Her family gave $250,000 to five of the 12 politicians who sit on the Committee of Health, Education, Labour and Pensions, as shown by Federal Election Commission records. Critics have suggested this funding could cause a conflict of interest when she becomes part of that committee herself.
The five members - Richard Burr, Lisa Murkowski, Tim Scott, Bill Cassidy and Todd Young - have each received more than $40,000 from the family over the last four years. The committee chairman, senator Lamar Alexander, has not received any direct donations.
Mr Alexander and Democratic senator Patty Murray released a joint statement about the delayed hearing but did not mention the fundraising concerns.
They said the delay came "at the request of the Senate leadership to accommodate the Senate schedule."
Ms DeVos, a heir of the Amway fortune, made a small percentage of those donations herself: at least $31,400 to committee members and $96,000 to all senators. Yet many of those senators received donations from Ms DeVos, her husband, parents and siblings, on the same day, amounting to larger total donations from the family as a whole.
Ms DeVos’s supporters said she and her family have made political contributions for decades because they were ideologically aligned with Republicans, not because they were plotting for her to enter the government. Since 1989 they have given more than $20.2 million to Republican candidates, party committees and lobbying groups, as shown by OpenSecrets.org.
In the 2016 cycle alone, they donated $10 million.
The numbers provide a stark contrast to the rallying cry of "drain the swamp" from the President-elect, who vowed to rid Washington DC of large, lobbying powers and corporate interests.
"If you accept the faulty premise that political contributions create a conflict of interest, then any amount is problematic," said Ed Patru, spokesman for Friends of Betsy DeVos, a group of supporters, told the Washington Post.
"I don’t remember a single Democrat, citing conflicts of interest, recusing themselves from a vote on billionaires like Penny Pritzker."
Billionaire Ms Pritzker donated $20,000 to Democratic senators who then voted on her confirmation as President Barack Obama’s commerce secretary.
Bernie Sanders and a group of Democrats have also urged Ms DeVos to pay more than $5 million of election fines accrued by her former SuperPAC.

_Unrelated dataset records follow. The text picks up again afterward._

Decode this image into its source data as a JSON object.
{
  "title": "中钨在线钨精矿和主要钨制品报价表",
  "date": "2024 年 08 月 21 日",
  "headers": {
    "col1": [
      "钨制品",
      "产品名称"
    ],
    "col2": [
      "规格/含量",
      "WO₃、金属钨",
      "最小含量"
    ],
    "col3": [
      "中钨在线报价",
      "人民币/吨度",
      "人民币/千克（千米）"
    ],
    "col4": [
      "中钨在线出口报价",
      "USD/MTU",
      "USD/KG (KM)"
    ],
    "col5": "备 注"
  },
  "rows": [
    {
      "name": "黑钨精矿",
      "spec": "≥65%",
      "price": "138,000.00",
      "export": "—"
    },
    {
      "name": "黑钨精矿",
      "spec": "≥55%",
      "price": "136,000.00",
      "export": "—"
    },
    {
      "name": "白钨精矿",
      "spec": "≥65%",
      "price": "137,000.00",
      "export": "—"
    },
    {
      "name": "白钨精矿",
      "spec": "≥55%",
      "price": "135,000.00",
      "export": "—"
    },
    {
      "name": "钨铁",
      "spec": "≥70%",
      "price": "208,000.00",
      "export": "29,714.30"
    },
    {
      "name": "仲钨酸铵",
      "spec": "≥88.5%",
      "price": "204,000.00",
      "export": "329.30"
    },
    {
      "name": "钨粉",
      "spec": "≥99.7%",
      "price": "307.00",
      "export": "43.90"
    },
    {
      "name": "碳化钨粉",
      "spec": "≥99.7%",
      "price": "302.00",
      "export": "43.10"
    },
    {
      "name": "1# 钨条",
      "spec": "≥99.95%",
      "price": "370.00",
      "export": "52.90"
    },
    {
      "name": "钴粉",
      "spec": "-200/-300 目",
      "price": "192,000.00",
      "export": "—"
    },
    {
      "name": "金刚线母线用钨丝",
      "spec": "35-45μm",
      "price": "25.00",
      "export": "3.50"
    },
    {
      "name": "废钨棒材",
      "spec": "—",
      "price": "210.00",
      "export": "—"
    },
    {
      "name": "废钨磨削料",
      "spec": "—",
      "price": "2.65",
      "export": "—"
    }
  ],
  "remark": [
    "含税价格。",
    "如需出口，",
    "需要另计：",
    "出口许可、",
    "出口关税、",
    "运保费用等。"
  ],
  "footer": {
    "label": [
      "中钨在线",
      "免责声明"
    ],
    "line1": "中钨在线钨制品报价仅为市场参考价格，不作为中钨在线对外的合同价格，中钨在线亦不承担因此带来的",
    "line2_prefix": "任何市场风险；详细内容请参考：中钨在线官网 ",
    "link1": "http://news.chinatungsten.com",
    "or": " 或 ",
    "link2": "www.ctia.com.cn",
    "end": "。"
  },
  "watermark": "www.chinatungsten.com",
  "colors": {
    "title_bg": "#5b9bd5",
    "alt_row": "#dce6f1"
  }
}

She is strongly pro-school choice, expanding charter schools and funding religious schools, which would arguably divert funds from free educational institutions.
Diane Ravitch, a research professor of education at New York University and former assistant secretary of education and counsellor to the secretary of education under President George H W Bush, said Ms DeVos threatened the "cornerstone of democracy".
"She has no experience or qualifications for the job. She is a lobbyist for alternatives to public schools," she said
"Eighty-five percent of the students in the US attend public schools. Her only plan is to weaken and destroy them by diverting public money to charter schools and vouchers for religious schools."